Впервые за две жизни я ощутил себя шантажируемым, у которого в заложниках члены семьи. Мы не знаем, кто наш враг, не знаем, кто за ним стоит, и правоохранительным органам в нашей стране я не доверяю, что доказало похищение Алисы. Да, мой отец — мент, но сама система неповоротлива, пока она раскачается, кто-то может пострадать. Хорошо, что этого пока не случилось.
— Погнали к валютчику, — предложил я, — надо пятьдесят баксов поменять, по дороге все обсудим.
— Ты ж тренировку сегодня проведешь? — спросил Илья. — Давай там все и обсудим вместе со всеми. Я собрал народ, сказал, что явка обязательна.
— Отличное предложение, — одобрил задумку я. — Наверняка у каждого есть решение. Может, найдется оптимальное.
Пока ехали на место, озирались, нам мерещилась погоня, но я отгонял паранойю. Наши недруги точно не агенты КГБ и не профессионалы — обычная дворовая шпана, потому заметить топтунов будет несложно. К тому же вряд ли у них есть автомобили или хотя бы мотоциклы.
Еще в голове крутились подельники работорговца Костаки. Наверняка посадили не всех, остались обиженные, возможно, дети. Так себе версия, но тоже игнорировать ее не стоит.
Еще варианты — отморозки, которые пытались изнасиловать Алису. Вот на них, тупорылых, это похоже. Ну и Райко. Нужно будет проработать все версии, потом прижать фигурантов и побеседовать с ними так, чтобы они раскололись или задумку оставили.
Валютчик был на месте, его напарница тоже. Оставив Илью в стороне, я купил сорок долларов, а когда вернулся, друг выглядел более напряженным, чем обычно. Шагнув ко мне, он прошептал:
— Посмотри налево… То есть направо, у тебя право там, где у меня лево.
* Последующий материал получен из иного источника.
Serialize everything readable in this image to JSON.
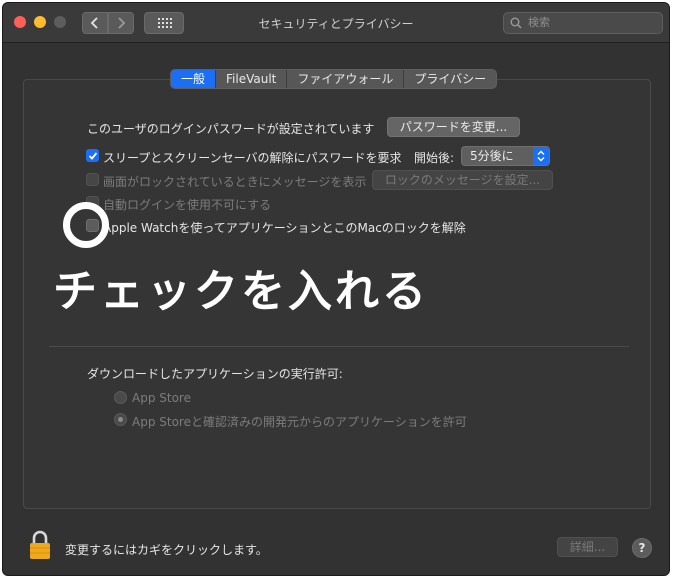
{
  "window": {
    "title": "セキュリティとプライバシー"
  },
  "toolbar": {
    "search_placeholder": "検索"
  },
  "tabs": [
    {
      "label": "一般",
      "active": true
    },
    {
      "label": "FileVault",
      "active": false
    },
    {
      "label": "ファイアウォール",
      "active": false
    },
    {
      "label": "プライバシー",
      "active": false
    }
  ],
  "general": {
    "password_set_label": "このユーザのログインパスワードが設定されています",
    "change_password_button": "パスワードを変更...",
    "require_password": {
      "label": "スリープとスクリーンセーバの解除にパスワードを要求",
      "checked": true
    },
    "start_after_label": "開始後:",
    "start_after_value": "5分後に",
    "show_message": {
      "label": "画面がロックされているときにメッセージを表示",
      "checked": false
    },
    "set_lock_message_button": "ロックのメッセージを設定...",
    "disable_auto_login": {
      "label": "自動ログインを使用不可にする",
      "checked": false
    },
    "apple_watch_unlock": {
      "label": "Apple Watchを使ってアプリケーションとこのMacのロックを解除",
      "checked": false
    },
    "download_section_label": "ダウンロードしたアプリケーションの実行許可:",
    "download_options": [
      {
        "label": "App Store",
        "selected": false
      },
      {
        "label": "App Storeと確認済みの開発元からのアプリケーションを許可",
        "selected": true
      }
    ]
  },
  "annotation": {
    "text": "チェックを入れる"
  },
  "footer": {
    "lock_text": "変更するにはカギをクリックします。",
    "advanced_button": "詳細...",
    "help_button": "?"
  },
  "colors": {
    "accent": "#1a6ff5",
    "window_bg": "#323232",
    "close": "#fe5f57",
    "minimize": "#febc2e"
  }
}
Мы стояли у начала ступенек, возле фонаря, я осмотрел стоянку, кишащую, продавцами, покупателями, прохожими и не увидел ничего подозрительного, потому спросил:
— Где и кто?
— Три пацана возле пустыря, двое стоят, третий сидит на корточках.
Пустырь был тем самым, где Каналья собрался брать в аренду земельный участок, там кучковались трое забулдыг.
— Они сильно старые, — сказал я. — Но, согласен, надо быть настороже. Я об этом вечером скажу всем, а тебе говорю сейчас: один нигде не ходи. Большой толпой враг не нападет, а шакалы боятся связываться с равными. Наверняка они знают, что мы зубасты и можем дать отпор. А вообще странно, что на нас ополчилась молодежная группировка. Вроде бы не за что, ни на чью территорию мы не претендуем, я никого не бил.
— Думаю, что это Райко, — предположил Илья. — Поставил гопникам по бутылке, купил сигарет, рассказал небылицы, какой ты плохой, они и рады стараться. Это реально единственный человек, который может тебя ненавидеть. Именно тебя — не всех нас, как неудавшиеся насильники, Дорофеев, Ростовчук и Афоня. Сходится то, что двое перевелись в другую школу, а третий сидит.